Some others simply love the language because of its expression value. One of such persons, Miss Oghenekaro Omoh, a 300 level Accounting student of Anambra State University, stated simply that the force of some emotions cannot be adequately conveyed in correct English as it would lose its momentum, force and passion. To her, emotions especially ones of anger, vexation and extreme joy cannot be explained sufficiently when one is being ‘all proper and formal’.
“compare ‘I am angry’ with ‘I just dey vex. My body dey pepper me’, and you get a clear picture of it. If I use the first phrase, the person I am telling will just regard it as normal anger, but I go as far as saying ‘body dey pepper me’, he or she knows that at that stage, I can take any action, right or wrong. The sane applies for ‘I am happy’ and ‘belle dey sweet me”, the Ughelli-born student explained.
She added further that when meeting someone for the first time, initiating a conversation in pidgin was the best way to make him or her feel at home. To her, it is not a language to be used in a formal or a do-or-die situation, hence the person knows that he can relax and feel at home. The formal and proper English, according to her, has tendencies to keep one unnecessarily tense and prim.
zHe added that before long, he discovered that apart from using pictures to explain his way through the topics, adopting the use of pidgin was also a viable method. According to him, the students were also not well versed with the pidgin language, but with the method of inserting one or two words from their native language alongside the pictures, understanding for them became much easier.
“Different corps members would be posted to such villages every year, and they would no doubt encounter similar challenges and come up with different ways of handling them. However, if these students had learnt basic communication in pidgin, irrespective of variations each new teacher would have something in common with them, and they can build further from there.
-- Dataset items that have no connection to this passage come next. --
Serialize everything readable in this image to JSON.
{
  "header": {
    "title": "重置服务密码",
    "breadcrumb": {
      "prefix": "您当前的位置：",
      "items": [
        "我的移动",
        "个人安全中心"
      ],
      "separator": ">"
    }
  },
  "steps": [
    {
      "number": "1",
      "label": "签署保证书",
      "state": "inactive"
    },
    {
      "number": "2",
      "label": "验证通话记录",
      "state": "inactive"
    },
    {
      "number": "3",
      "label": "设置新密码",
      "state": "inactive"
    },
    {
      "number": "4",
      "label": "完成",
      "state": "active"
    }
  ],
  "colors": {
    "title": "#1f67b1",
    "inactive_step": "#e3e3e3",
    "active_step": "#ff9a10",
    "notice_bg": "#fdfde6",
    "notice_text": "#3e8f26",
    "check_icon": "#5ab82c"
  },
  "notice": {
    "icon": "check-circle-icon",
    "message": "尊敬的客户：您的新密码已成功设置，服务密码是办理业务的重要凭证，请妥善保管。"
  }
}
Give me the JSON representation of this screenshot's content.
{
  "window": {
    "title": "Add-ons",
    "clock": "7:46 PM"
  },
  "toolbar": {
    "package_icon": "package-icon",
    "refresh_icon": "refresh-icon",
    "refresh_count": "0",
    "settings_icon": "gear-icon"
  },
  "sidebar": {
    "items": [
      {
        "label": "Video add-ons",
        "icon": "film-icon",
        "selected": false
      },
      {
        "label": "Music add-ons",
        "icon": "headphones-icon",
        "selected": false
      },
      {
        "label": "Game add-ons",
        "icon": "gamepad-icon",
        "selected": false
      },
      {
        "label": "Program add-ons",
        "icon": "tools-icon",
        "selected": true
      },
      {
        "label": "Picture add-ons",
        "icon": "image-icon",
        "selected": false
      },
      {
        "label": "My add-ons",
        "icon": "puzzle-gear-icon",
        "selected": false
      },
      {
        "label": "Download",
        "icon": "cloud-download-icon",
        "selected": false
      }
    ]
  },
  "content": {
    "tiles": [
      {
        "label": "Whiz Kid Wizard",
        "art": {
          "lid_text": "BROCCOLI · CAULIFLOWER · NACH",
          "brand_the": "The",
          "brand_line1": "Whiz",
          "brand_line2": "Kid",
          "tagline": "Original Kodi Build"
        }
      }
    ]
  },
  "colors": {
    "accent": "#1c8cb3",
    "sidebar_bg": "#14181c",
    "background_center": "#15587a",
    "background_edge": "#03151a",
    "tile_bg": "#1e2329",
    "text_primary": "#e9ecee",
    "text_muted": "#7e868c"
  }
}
There is no need to erase English language from the syllabus, just add Pidgin, for the purpose of easy communication and unity in the country” Mr Isiokwu said.
However, Mrs. Rosemary Okolie, a teacher for over 17 years toed a different line, as she opined that the excessive use of pidgin languag e in schools by both students and teachers, had contributed to the consistently dropping standard of students performance both in internal and external examinations. Mrs. Okolie, who is the proprietress of one of the private primary schools in Asaba, insisted that Nigeria cannot take an independent stand on the issue, as the students would still have to undergo external examinations before being awarded certificates. According to her, the pidgin, even though good for basic communication, should be thoroughly seperated from the Nigerian educational system, which is already faced with mammoth challenges.

Amidst the numerous values ascribed to the Pidgin English, it remains a fact that it is still yet to attain the envious status of being the official language of any country, and one is yet to see an external examination or a degree awarding institution where the students are examined with the pidgin language.